Random gradient extrapolation for distributed and stochastic optimization
This work addresses efficiency challenges in distributed and stochastic optimization for multiagent networks, offering improved communication and computational complexities, though it appears incremental as it builds on accelerated gradient methods.
The paper tackles distributed and stochastic convex optimization problems with a finite-sum structure, proposing a random gradient extrapolation method (RGEM) that achieves optimal complexity bounds: O(log(1/ε)) gradient evaluations for deterministic problems and O(1/ε) stochastic gradient computations, with communication rounds scaling as O(log(1/ε)) and linearly or sublinearly with the number of agents.

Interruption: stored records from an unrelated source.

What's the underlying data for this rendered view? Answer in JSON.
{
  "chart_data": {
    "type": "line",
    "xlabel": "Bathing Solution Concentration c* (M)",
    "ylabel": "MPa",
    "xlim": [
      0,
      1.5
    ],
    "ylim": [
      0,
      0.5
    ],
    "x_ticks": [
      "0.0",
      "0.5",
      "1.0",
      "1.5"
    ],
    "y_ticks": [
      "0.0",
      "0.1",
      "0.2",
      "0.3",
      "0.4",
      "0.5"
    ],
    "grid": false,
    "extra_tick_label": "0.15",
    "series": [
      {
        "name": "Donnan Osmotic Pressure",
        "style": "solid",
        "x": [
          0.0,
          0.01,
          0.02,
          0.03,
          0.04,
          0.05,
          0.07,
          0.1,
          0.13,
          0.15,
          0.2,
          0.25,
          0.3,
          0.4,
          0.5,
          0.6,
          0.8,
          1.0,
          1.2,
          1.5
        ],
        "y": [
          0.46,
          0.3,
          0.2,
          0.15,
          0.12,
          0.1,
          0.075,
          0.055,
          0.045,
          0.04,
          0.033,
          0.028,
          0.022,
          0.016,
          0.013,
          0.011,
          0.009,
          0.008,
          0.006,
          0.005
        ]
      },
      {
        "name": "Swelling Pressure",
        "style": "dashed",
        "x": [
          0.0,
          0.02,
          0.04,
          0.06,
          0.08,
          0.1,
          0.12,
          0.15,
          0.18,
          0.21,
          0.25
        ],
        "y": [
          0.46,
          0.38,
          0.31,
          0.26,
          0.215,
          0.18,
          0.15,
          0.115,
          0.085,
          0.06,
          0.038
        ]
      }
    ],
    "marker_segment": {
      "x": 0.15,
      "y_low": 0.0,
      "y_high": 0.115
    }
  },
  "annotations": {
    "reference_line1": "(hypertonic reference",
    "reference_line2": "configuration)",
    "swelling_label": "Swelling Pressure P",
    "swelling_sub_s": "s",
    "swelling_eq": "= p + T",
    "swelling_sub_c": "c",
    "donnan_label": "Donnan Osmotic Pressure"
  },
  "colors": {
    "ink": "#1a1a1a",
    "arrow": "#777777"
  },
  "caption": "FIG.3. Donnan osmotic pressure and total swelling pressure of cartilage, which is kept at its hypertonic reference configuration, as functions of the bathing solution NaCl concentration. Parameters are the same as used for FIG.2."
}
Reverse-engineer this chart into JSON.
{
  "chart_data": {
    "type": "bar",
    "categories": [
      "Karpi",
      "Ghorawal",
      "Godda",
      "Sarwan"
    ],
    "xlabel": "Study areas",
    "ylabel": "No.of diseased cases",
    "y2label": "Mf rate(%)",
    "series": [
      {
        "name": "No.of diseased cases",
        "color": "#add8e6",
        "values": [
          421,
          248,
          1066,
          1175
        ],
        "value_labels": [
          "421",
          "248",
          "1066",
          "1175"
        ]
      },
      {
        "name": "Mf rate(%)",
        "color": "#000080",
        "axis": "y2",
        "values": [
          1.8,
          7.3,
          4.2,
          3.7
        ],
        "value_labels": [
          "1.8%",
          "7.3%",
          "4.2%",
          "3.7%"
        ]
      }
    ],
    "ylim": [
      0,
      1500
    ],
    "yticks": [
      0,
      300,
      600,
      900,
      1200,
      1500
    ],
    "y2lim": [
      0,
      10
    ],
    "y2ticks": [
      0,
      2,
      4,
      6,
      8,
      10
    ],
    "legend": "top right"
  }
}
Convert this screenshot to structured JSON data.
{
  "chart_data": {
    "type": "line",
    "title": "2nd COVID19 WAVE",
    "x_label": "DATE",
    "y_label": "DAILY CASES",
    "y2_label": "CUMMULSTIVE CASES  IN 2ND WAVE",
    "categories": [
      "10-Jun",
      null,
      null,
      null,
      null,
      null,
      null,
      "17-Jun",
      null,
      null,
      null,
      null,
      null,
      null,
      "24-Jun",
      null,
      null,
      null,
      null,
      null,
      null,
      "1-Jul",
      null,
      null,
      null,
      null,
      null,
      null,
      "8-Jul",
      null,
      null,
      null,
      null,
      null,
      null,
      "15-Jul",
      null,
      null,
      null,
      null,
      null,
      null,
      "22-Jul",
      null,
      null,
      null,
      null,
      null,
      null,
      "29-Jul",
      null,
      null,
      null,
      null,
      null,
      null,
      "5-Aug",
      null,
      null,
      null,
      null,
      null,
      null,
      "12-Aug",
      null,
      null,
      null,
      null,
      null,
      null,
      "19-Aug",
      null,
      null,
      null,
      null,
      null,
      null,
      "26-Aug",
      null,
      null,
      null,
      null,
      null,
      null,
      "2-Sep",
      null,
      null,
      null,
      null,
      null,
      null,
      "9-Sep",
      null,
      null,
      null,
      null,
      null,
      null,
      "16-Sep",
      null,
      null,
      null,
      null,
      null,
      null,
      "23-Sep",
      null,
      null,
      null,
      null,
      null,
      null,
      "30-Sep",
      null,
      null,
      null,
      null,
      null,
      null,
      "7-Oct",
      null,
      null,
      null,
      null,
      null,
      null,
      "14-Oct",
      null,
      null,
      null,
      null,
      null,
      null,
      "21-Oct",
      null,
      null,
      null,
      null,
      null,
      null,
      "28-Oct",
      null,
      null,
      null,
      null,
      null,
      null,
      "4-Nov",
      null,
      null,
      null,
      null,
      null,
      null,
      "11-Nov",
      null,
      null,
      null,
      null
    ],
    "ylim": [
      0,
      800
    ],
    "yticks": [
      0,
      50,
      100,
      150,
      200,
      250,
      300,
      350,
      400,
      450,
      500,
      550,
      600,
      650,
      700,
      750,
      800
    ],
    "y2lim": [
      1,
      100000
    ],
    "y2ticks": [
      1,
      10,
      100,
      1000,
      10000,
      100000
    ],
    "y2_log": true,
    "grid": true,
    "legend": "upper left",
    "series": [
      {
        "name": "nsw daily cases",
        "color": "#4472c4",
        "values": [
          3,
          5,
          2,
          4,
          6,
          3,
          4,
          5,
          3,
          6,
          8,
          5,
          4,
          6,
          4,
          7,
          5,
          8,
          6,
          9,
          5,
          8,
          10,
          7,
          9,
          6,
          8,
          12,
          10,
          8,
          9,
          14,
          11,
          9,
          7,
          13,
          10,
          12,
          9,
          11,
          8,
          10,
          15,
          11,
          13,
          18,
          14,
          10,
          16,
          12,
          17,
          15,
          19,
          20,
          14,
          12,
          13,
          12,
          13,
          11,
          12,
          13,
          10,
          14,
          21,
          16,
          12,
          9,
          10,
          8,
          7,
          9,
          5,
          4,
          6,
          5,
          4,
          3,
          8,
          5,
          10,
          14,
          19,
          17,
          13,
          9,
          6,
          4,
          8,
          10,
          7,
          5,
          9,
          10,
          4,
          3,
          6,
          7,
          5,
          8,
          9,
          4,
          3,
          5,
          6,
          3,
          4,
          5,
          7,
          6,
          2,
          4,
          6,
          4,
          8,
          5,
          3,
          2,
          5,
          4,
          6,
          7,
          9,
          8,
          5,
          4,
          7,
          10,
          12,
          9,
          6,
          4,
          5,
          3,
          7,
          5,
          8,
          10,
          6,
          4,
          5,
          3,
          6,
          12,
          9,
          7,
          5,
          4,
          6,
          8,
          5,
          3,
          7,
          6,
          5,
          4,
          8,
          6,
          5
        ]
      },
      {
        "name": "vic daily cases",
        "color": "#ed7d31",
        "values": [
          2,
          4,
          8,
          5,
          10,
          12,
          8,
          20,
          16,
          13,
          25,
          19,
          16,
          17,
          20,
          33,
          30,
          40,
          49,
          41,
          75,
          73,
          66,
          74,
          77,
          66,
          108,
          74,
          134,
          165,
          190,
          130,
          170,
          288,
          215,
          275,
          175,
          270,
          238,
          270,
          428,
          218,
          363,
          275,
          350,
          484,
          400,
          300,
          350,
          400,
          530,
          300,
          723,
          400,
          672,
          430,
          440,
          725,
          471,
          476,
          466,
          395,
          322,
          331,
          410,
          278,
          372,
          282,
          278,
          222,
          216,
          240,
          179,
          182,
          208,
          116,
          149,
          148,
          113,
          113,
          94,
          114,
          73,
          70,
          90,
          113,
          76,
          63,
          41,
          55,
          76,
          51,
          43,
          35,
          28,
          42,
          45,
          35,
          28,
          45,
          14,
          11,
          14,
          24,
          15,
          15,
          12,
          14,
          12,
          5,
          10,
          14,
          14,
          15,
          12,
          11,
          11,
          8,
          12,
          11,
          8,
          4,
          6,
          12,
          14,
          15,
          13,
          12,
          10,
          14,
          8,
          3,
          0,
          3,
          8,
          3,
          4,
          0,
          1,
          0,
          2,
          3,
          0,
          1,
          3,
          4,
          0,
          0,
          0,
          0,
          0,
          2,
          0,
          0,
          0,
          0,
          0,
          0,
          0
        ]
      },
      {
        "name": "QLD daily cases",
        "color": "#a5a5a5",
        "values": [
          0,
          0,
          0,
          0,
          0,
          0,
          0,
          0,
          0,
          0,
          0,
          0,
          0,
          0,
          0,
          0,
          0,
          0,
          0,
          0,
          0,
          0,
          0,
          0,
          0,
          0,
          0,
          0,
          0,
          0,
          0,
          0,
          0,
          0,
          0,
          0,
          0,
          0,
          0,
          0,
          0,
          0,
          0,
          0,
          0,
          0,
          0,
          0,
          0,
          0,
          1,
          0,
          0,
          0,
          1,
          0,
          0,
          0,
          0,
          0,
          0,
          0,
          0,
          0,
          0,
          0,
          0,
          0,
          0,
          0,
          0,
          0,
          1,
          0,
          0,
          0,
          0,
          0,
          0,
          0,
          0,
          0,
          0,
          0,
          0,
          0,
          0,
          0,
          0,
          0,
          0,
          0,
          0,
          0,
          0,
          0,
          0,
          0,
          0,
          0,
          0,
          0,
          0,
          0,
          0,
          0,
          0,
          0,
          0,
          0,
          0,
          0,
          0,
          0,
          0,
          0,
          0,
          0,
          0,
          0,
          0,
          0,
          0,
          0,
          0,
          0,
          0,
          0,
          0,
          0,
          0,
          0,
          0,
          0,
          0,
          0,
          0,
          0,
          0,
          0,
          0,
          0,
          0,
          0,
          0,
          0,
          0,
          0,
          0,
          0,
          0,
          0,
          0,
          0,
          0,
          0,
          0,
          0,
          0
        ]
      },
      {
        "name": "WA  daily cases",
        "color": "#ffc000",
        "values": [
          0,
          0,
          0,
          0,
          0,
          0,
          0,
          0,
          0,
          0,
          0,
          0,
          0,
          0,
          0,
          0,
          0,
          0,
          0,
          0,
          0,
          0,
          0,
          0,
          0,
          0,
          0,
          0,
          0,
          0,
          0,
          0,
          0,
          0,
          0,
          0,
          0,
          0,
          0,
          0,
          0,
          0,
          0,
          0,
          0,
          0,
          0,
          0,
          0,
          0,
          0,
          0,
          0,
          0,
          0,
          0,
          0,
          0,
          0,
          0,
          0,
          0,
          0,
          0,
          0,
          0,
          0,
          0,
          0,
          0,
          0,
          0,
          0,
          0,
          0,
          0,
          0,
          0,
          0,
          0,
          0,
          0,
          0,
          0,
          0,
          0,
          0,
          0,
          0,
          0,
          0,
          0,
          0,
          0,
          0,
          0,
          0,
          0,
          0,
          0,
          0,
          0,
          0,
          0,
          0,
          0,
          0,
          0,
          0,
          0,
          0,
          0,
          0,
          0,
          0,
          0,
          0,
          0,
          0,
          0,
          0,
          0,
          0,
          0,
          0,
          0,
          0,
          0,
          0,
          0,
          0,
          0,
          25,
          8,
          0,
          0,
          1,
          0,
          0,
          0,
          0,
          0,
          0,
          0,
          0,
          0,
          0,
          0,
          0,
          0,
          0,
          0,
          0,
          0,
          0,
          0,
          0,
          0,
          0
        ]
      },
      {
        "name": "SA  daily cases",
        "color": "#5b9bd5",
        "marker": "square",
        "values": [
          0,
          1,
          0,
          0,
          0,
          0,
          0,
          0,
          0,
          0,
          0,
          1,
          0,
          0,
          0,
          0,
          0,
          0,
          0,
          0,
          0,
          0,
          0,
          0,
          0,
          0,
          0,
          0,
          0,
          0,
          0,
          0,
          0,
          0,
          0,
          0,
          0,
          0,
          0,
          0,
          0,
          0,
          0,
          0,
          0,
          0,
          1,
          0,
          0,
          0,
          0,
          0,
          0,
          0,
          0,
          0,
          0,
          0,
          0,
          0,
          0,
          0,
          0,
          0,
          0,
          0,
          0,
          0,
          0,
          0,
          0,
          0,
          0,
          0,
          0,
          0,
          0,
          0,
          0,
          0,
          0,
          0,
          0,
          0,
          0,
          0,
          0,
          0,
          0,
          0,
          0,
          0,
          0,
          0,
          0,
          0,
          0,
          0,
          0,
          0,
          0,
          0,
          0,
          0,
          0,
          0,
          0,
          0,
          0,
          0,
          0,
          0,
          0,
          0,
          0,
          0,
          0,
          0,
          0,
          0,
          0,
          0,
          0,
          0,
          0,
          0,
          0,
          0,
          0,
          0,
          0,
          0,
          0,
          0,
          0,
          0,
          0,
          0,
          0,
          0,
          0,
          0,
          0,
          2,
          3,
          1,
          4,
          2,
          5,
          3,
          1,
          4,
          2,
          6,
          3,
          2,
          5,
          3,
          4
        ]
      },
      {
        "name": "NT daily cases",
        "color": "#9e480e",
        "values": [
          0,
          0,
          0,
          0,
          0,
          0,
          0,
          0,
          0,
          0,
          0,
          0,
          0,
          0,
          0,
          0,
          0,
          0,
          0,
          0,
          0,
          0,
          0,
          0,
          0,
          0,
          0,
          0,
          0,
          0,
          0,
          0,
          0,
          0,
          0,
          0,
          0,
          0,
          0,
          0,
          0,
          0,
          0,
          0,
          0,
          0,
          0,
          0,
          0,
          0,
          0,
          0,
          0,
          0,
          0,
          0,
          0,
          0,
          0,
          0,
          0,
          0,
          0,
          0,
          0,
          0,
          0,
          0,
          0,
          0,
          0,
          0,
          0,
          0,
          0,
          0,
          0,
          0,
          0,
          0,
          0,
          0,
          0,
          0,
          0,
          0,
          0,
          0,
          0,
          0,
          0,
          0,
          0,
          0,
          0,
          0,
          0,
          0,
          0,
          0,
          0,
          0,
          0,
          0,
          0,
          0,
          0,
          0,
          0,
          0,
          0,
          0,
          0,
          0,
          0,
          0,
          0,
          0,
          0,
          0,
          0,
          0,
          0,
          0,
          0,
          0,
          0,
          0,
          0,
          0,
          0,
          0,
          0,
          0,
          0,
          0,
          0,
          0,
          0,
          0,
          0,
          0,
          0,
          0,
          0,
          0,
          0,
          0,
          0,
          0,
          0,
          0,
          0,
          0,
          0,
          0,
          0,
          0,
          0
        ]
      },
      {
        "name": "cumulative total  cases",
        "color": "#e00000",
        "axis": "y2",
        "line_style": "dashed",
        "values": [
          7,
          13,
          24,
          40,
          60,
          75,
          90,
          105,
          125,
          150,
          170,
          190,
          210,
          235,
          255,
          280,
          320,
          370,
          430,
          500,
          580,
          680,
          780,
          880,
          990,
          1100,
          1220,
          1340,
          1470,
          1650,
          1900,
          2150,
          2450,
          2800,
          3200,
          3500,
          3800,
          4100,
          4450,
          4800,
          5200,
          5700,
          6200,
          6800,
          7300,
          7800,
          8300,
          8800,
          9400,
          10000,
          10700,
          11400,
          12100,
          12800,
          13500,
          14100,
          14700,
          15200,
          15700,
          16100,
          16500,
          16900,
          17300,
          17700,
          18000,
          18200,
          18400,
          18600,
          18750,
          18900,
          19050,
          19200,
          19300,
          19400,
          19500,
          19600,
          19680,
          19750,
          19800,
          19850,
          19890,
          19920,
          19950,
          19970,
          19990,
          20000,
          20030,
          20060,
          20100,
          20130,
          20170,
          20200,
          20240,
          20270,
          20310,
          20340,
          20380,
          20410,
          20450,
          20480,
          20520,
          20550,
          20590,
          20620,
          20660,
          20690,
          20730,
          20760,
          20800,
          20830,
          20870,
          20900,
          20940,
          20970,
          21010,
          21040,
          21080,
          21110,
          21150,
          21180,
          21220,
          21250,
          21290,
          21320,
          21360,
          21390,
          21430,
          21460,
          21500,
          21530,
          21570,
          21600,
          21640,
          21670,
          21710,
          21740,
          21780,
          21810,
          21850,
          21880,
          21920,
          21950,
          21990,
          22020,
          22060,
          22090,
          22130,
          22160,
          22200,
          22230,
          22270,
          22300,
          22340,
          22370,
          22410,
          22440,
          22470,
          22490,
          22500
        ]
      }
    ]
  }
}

In this paper, we consider a class of finite-sum convex optimization problems defined over a distributed multiagent network with $m$ agents connected to a central server. In particular, the objective function consists of the average of $m$ ($\ge 1$) smooth components associated with each network agent together with a strongly convex term. Our major contribution is to develop a new randomized incremental gradient algorithm, namely random gradient extrapolation method (RGEM), which does not require any exact gradient evaluation even for the initial point, but can achieve the optimal ${\cal O}(\log(1/ε))$ complexity bound in terms of the total number of gradient evaluations of component functions to solve the finite-sum problems. Furthermore, we demonstrate that for stochastic finite-sum optimization problems, RGEM maintains the optimal ${\cal O}(1/ε)$ complexity (up to a certain logarithmic factor) in terms of the number of stochastic gradient computations, but attains an ${\cal O}(\log(1/ε))$ complexity in terms of communication rounds (each round involves only one agent). It is worth noting that the former bound is independent of the number of agents $m$, while the latter one only linearly depends on $m$ or even $\sqrt m$ for ill-conditioned problems. To the best of our knowledge, this is the first time that these complexity bounds have been obtained for distributed and stochastic optimization problems. Moreover, our algorithms were developed based on a novel dual perspective of Nesterov's accelerated gradient method.